The 12 months of 2011 were an exhilarating ride for Apple of Cupertino, Calif. It went through a major leadership transition after the company lost its cofounder Steve Jobs and op-chief Tim Cook took the reigns and appointed several new executives. The iPhone 4S became a huge success and pushed Apple’s market capitalization above the half a trillion-dollar valuation.
Editors at Fortune magazine did not have second thoughts when ranking Apple first on its annual list of World’s Most Admired Companies due to the company’s impending iPad 3 unveiling, off-the-chart sales, and beautiful new retail stores like the upcoming Amsterdam outlet. Seasonal product refreshes and new rumored gizmos (of which an Apple-branded HD TV television set is conceivably everyone’s favorite) helped Apple garner the spot, as well. Mind you, Apple earned this coveted title for five years in a row.
Here’s from the publication’s editors:
To say it was another big year for Apple would be a gross understatement. With the passing of Steve Jobs, questions swirled around the companys future. But under new CEO Tim Cooks guidance, Apple continues to prosper. The companys annual revenues climbed to $108 billion, led by an 81% increase in iPhone sales — a jump that doesnt factor in the runaway success of the iPhone 4S — and a 334% spike in iPad sales, due in no small part to the revamped iPad 2. Increased sales across the board explain why shares soared 75% during the companys fiscal year to $495.
Following Apple’s trail is the second-ranked Internet giant Google (No. 1 in Internet Services and Retailing last year). It is another Silicon Valley darling that went through a transition in 2011 as Eric Schmidt passed the CEO reins to cofounder Larry Page in April. Page co-founded Google with Sergey Brin and quickly re-instituted startup mentality that calls for “moon shots” while streamlining the company’s operations.
Google made several acquisitions, spending $12.5 billion for Motorola Mobility and $125 million for Zagat, among others.
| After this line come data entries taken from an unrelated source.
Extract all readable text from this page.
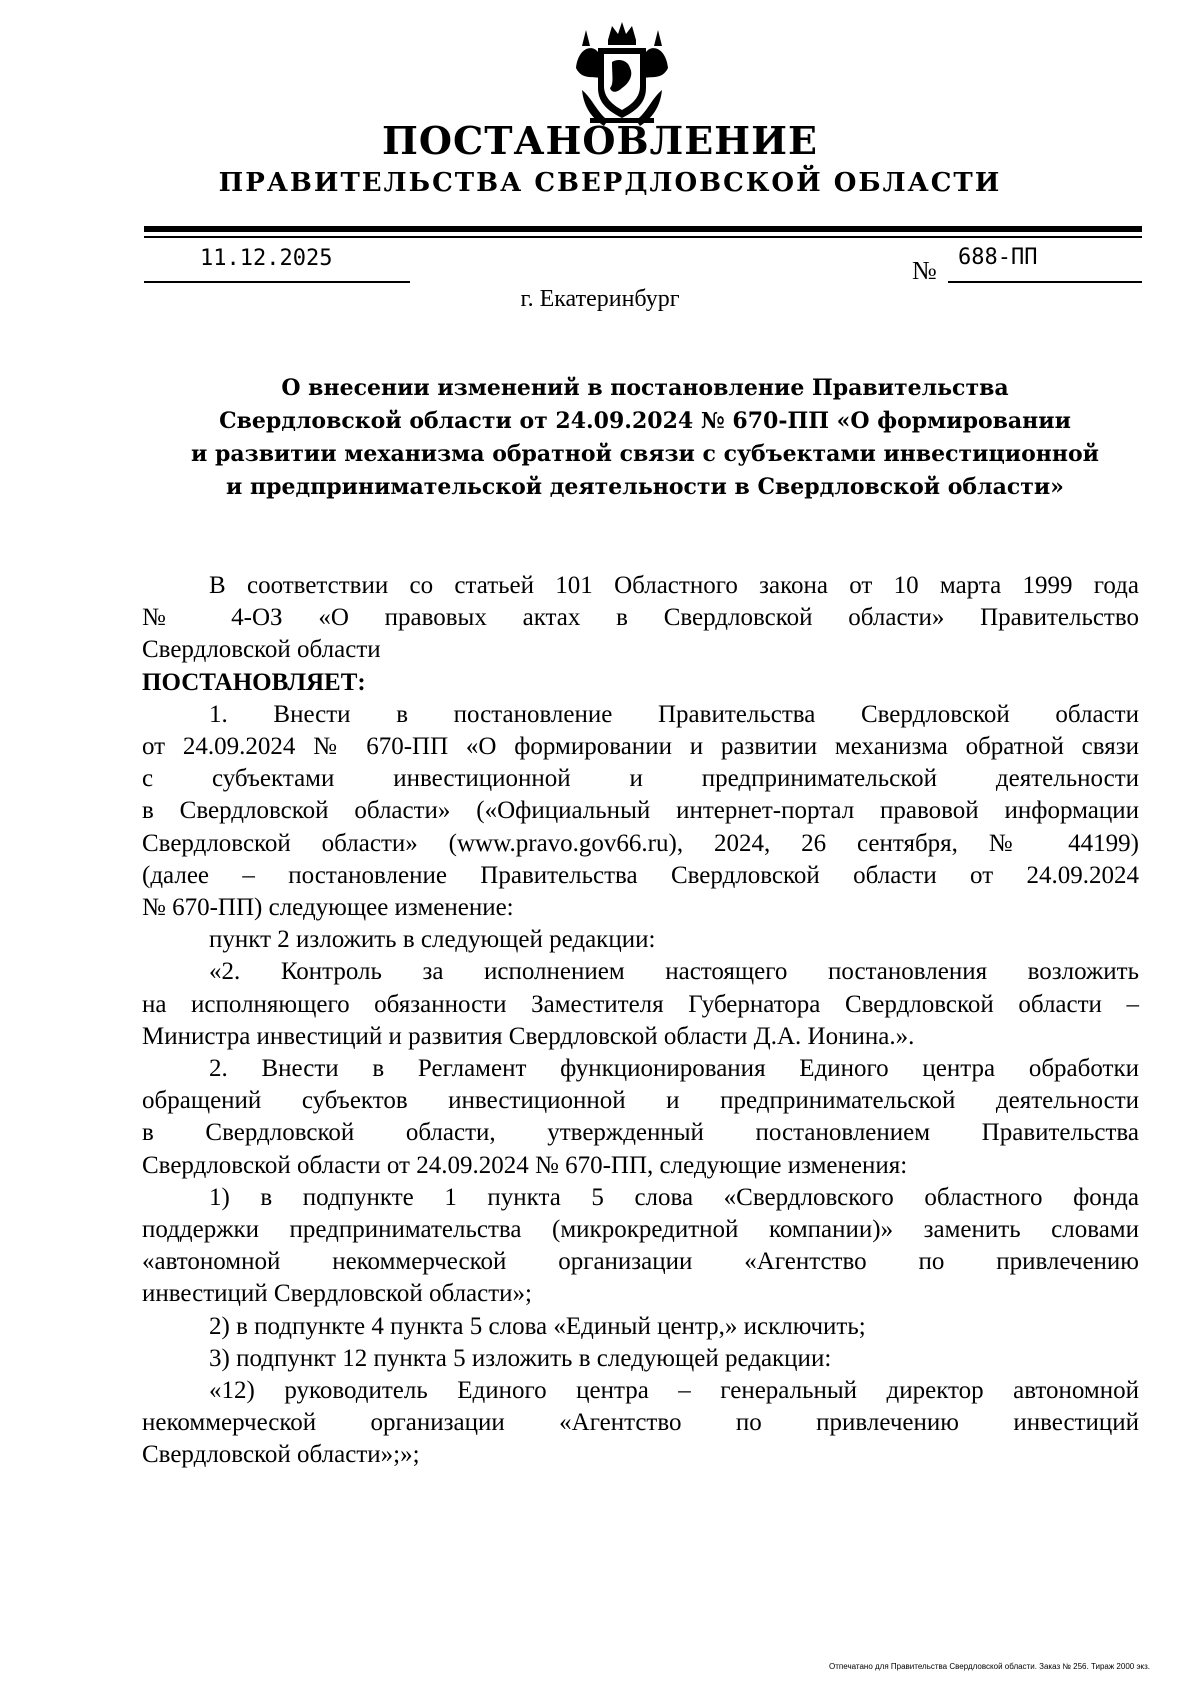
ПОСТАНОВЛЕНИЕ
ПРАВИТЕЛЬСТВА СВЕРДЛОВСКОЙ ОБЛАСТИ
11.12.2025	№ 688-ПП
г. Екатеринбург
О внесении изменений в постановление Правительства
Свердловской области от 24.09.2024 № 670-ПП «О формировании
и развитии механизма обратной связи с субъектами инвестиционной
и предпринимательской деятельности в Свердловской области»

В соответствии со статьей 101 Областного закона от 10 марта 1999 года

№ 4-ОЗ «О правовых актах в Свердловской области» Правительство

Свердловской области

ПОСТАНОВЛЯЕТ:

1. Внести в постановление Правительства Свердловской области

от 24.09.2024 № 670-ПП «О формировании и развитии механизма обратной связи

с субъектами инвестиционной и предпринимательской деятельности

в Свердловской области» («Официальный интернет-портал правовой информации

Свердловской области» (www.pravo.gov66.ru), 2024, 26 сентября, № 44199)

(далее – постановление Правительства Свердловской области от 24.09.2024

№ 670-ПП) следующее изменение:

пункт 2 изложить в следующей редакции:

«2. Контроль за исполнением настоящего постановления возложить

на исполняющего обязанности Заместителя Губернатора Свердловской области –

Министра инвестиций и развития Свердловской области Д.А. Ионина.».

2. Внести в Регламент функционирования Единого центра обработки

обращений субъектов инвестиционной и предпринимательской деятельности

в Свердловской области, утвержденный постановлением Правительства

Свердловской области от 24.09.2024 № 670-ПП, следующие изменения:

1) в подпункте 1 пункта 5 слова «Свердловского областного фонда

поддержки предпринимательства (микрокредитной компании)» заменить словами

«автономной некоммерческой организации «Агентство по привлечению

инвестиций Свердловской области»;

2) в подпункте 4 пункта 5 слова «Единый центр,» исключить;

3) подпункт 12 пункта 5 изложить в следующей редакции:

«12) руководитель Единого центра – генеральный директор автономной

некоммерческой организации «Агентство по привлечению инвестиций

Свердловской области»;»;

Отпечатано для Правительства Свердловской области. Заказ № 256. Тираж 2000 экз.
Consumer-facing services like Gmail, YouTube, and Google Reader saw significant updates, and the company finally unveiled its social network, Google+. Android also continued to dominate. According to Andy Rubin, SVP of mobile, 700,000 Android devices are now activated every day.
Amazon.com (had 17 new fulfillment centers planned and saw 6 million Kindle Fire shipments last holiday season), Coca-Cola (expanded the brand beyond the sugary sparkling beverages and saw moderate growth of Powerade and Gold Peak Tea), and IBM (experienced revenue growth in BRIC on strong sales of business analytics and had cloud services and Smarter Planet solutions) rounded the top five slots on Fortune’s World’s Most Admired Companies list that includes 50 corporations enjoying the best reputation.
Here’s Fortune’s methodology:
The Most Admired list is the definitive report card on corporate reputations. Our survey partners at Hay Group started with approximately 1,400 companies: the Fortune 1,000 (the 1,000 largest U.S. companies ranked by revenue), non-U.S. companies in Fortune’sGlobal 500 database with revenue of $10 billion or more, and the top foreign companies operating in the U.S.
They then sorted the companies by industry and selected the 15 largest for each international industry and the 10 largest for each U.S. industry. A total of 698 companies from 32 countries were surveyed. (Due to an insufficient response rate, the results for 11 companies in the scientific, photographic, and control equipment industry were not published. In addition, due to the distribution of responses, only the aggregate scores and ranks for the 10 companies in the oil and gas equipment/services industry were published.) To create the 58 industry lists, Hay asked executives, directors, and analysts to rate companies in their own industry on nine criteria, from investment value to social responsibility. This year only the best are listed: A company’s score must rank in the top half of its industry survey.
To arrive at the top 50 Most Admired Companies overall, the Hay Group asked 3,855 executives, directors, and securities analysts who had responded to the industry surveys to select the 10 companies they admired most. They chose from a list made up of the companies that ranked in the top 25% in last year’s surveys, plus those that finished in the top 20% of their industry. Anyone could vote for any company in any industry. The difference in the voting rolls is why some results can seem anomalous—for example, although FedEx is one of the top 10 Most Admired Companies, it is second in the Delivery industry behind top-ranked UPS, which ranked 29th on the top 50 overall.